Чехов был непоколебимо верен принципу личной независимости и свободы. Недаром же Короленко должен был, определяя свое отношение к Чехову, прежде всего осмыслить и оценить эту его свободу от "партий данной минуты".
В апреле 1888 года к Чехову обратились с предложениями об объединении молодых писателей и упрочении их солидарности. Идея солидарности не была чужда Чехову, напротив, он неоднократно сетовал в письмах на разобщенность, на дрязги в творческой среде. Еще в 1883 году он писал Александру Павловичу: "Есть на белом свете одна скверная болезнь, незнанием которой не может похвастаться пишущий человек, ни один!.. Это кичеевщина — нежелание людей одного и того же лагеря понять друг друга.
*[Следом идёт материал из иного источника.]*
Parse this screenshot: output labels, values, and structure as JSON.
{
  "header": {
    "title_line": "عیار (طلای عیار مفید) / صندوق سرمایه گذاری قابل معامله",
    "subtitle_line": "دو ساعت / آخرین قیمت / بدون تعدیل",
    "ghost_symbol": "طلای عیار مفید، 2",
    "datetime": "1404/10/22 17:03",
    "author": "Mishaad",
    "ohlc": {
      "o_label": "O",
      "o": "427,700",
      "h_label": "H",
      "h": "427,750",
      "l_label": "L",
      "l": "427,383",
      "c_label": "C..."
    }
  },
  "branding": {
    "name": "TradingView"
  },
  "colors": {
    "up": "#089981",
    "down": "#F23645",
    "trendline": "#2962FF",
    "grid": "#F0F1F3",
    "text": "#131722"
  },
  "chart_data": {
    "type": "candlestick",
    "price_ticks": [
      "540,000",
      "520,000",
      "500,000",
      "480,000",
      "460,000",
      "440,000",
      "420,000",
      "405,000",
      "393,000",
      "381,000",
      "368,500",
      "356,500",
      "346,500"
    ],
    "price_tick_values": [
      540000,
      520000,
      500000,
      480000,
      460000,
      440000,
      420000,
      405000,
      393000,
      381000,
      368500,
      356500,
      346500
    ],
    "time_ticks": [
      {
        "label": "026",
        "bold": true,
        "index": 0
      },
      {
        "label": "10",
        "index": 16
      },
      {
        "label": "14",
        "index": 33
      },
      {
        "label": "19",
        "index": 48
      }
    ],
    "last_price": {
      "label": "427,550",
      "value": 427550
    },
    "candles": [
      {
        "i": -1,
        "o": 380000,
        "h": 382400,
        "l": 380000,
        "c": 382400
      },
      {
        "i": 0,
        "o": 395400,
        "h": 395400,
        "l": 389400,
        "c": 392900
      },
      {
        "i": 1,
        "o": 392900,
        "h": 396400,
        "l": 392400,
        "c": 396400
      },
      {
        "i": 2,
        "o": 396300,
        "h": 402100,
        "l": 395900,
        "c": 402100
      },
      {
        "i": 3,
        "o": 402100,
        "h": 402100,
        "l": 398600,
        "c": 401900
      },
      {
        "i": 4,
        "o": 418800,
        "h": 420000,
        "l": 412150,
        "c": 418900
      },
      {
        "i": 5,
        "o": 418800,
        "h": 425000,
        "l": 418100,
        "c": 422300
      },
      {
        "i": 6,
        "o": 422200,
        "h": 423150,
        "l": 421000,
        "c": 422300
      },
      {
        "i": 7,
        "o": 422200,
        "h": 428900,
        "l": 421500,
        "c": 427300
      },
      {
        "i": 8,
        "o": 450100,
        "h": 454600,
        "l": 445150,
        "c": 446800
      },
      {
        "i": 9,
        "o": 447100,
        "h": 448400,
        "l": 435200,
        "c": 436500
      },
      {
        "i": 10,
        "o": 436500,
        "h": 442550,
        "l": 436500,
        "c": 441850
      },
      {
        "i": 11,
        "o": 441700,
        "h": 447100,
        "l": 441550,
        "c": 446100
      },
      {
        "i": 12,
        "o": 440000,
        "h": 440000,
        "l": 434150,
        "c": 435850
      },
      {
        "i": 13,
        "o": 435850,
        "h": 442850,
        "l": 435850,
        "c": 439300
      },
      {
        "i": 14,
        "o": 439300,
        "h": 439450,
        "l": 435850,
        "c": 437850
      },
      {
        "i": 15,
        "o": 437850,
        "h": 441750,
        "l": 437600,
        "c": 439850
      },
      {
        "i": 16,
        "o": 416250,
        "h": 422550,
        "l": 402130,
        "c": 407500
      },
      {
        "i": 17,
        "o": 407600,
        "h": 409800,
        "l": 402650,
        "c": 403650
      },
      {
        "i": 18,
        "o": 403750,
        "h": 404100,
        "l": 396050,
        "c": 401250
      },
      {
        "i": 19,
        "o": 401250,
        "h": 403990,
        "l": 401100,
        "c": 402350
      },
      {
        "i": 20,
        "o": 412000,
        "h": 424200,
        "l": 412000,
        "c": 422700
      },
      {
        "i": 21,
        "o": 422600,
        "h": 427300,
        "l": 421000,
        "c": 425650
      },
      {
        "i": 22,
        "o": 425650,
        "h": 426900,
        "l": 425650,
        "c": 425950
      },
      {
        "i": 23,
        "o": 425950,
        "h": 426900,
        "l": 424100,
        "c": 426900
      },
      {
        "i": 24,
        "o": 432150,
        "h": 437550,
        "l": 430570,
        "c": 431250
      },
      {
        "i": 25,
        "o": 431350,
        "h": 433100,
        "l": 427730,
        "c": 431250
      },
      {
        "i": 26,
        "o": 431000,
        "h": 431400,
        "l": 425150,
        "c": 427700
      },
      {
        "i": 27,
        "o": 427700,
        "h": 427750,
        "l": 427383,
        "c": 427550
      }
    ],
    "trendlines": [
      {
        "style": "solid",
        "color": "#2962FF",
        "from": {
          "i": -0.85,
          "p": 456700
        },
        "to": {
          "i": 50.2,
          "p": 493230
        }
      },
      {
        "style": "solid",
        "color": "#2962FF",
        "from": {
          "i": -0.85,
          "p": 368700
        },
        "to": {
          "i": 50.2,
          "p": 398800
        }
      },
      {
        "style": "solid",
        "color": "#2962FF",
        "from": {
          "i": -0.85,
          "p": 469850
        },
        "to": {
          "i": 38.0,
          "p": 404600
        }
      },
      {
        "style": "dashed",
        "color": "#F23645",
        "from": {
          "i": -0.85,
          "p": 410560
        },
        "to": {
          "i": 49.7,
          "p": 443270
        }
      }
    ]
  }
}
Подлая болезнь!.. Хорош бы я был, если бы надел на Зембулатова дурацкий колпак за то, что он незнаком с Дарвином! Он, воспитанный на крепостном праве, враг крепостничества — за одно это я люблю его! А если бы я стал отрекаться от А, Б, В… Ж, от одного, другого, третьего, пришлось бы покончить одиночеством!"
Однако на сей раз Чехов решительно отверг идею солидарности. О чем практически шла речь? Писатель Баранцевич высказал мысль, что объединению молодых писателей может послужить литературный сборник. Тут же к Чехову поступило предложение беллетриста Лемана, автора книг об игре на бильярде, присоединиться к соглашению печатать в своих книгах объявления о произведениях солидарных друг с другом лиц. "Для объединения, — отвечает Чехов в одном случае, — нужно кое-что другое; нужны, если не любовь, то хоть уважение друг к другу, взаимное доверие и абсолютная честность в отношениях… А всего этого не может дать сборник!" В другом письме он заявляет, что солидарность он понижает в политике, в религиозных делах, но считает ее невозможной и ненужной среди молодых литераторов. "Думать и чувствовать одинаково мы не можем, цели у нас различные или их нет вовсе, знаем мы друг друга мало или вовсе не знаем, и, стало быть, нет ничего такого, к чему могла бы прочно прицепиться солидарность…" А раз так, — нужно гарантировать друг другу не солидарность, а независимость, уважительное отношение всех к позиции каждого.